Learn English Through Football Podcast: The Pecking Order
On today’s show I’ll be talking about some phrases connected with players who are not ‘starters’. These players are not in the first 11, but they are trying hard to get into the starting 11.
Here is an example from the Irish Mirror talking about the England team: ‘Rooney reckons the teenager (Mason Greenwood) is more of a natural goalscorer than Rashford and deserves to be second in the pecking order.’ Here Wayne Rooney, ex Manchester United and England striker is saying that Greenwood should be considered as the next choice striker, after Kane.
Stinger: You are listening to languagecaster.com (in Welsh)
OK, next we have two phrases to describe a player who has moved up the pecking order. The phrases are ‘push for a place‘ and ‘knock on the door‘.
Push for a place
The first phrase, push for a place, means a player is trying really hard in training to get a start int he first team. They are playing very well, which puts pressure on the manager. the manager has to decide whether to reward the effort of the player pushing for a place, and choose them for the team.
Here’s a BBC headline with an example from 2018 about the 18-year Ben Woodburn, then at Liverpool: ‘Wales boss Ryan Giggs is expecting Liverpool’s Ben Woodburn to be pushing for a first-team place next season.’
Knock on the door
The next phrase is knock on the door, which means a player is doing well in training, has maybe caught the manager’s eye, and should be considered for the first team. In this phrase, the ‘door‘ means the manager’s door, so the image is of a player knocking on the manager’s door to say they are ready for the first team.

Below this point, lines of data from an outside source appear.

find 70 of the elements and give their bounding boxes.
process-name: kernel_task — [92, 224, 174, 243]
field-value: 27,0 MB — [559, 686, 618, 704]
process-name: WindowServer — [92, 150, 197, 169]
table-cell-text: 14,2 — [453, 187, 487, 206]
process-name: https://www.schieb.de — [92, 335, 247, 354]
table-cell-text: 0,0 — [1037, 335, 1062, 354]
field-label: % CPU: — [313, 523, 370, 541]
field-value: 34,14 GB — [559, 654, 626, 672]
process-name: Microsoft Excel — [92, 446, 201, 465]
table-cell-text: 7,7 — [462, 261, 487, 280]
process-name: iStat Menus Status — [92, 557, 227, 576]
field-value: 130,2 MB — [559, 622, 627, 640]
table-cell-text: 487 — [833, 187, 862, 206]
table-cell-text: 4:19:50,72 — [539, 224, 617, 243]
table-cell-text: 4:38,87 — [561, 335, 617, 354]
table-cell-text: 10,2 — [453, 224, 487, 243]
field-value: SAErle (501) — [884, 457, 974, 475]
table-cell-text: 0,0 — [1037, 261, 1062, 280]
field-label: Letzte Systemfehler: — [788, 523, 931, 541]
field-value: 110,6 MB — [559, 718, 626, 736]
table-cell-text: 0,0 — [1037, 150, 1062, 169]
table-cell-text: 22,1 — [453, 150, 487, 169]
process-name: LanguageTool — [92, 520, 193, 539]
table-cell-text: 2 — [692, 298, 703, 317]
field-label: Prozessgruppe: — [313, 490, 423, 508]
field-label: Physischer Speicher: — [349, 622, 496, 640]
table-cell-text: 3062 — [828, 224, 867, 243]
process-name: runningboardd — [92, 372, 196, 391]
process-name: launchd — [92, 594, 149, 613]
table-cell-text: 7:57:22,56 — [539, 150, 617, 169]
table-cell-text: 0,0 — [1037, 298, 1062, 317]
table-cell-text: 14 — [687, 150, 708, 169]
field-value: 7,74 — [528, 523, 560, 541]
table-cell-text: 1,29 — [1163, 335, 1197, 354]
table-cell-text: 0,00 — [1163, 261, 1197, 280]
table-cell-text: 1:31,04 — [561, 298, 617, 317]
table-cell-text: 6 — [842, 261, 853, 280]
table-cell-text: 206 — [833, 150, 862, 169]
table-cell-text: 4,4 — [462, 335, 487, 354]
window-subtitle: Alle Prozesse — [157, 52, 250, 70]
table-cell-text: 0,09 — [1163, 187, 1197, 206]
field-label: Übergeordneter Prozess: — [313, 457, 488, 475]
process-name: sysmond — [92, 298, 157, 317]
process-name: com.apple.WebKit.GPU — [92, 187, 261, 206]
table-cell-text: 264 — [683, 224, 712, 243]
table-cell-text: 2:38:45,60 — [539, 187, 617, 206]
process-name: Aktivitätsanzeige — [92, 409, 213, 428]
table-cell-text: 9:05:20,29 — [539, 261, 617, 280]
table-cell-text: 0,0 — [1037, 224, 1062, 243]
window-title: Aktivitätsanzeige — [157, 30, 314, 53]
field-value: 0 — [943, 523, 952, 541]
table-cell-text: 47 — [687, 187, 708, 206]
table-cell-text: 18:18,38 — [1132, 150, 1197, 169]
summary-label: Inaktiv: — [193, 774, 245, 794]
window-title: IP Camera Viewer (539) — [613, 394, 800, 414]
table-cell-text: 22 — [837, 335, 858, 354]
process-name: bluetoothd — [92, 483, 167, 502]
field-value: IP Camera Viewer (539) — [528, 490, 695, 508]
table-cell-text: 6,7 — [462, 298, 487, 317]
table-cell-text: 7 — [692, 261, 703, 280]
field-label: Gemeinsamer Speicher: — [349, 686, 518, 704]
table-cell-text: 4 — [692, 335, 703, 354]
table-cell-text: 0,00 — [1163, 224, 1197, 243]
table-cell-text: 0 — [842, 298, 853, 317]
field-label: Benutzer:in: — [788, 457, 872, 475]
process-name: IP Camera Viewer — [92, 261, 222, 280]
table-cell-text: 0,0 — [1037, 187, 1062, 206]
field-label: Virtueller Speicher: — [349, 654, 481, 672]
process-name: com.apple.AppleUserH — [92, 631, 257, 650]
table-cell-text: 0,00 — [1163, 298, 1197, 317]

Here is an example from the Liverpool Echo : “Jurgen Klopp has highlighted four Liverpool youngsters who are knocking on the door of the first team.” This line means that some youth players are close to the first team; they are close to opening the door to a starting place in the first team.
Another meaning of knock on the door is used in a game to describe a team putting pressure on their opponent and close to scoring – the ‘door’ on this case is the opponent’s defence.
Stinger: You are listening to languagecaster.com (Vasco da Gama fan)
So, there we have three phrases talking about players close to the first team: pecking order, push for a place and knock on the door.
Join Damian and me next year for more on the language of football. Have a happy, healthy and peaceful new year! Ta-ra!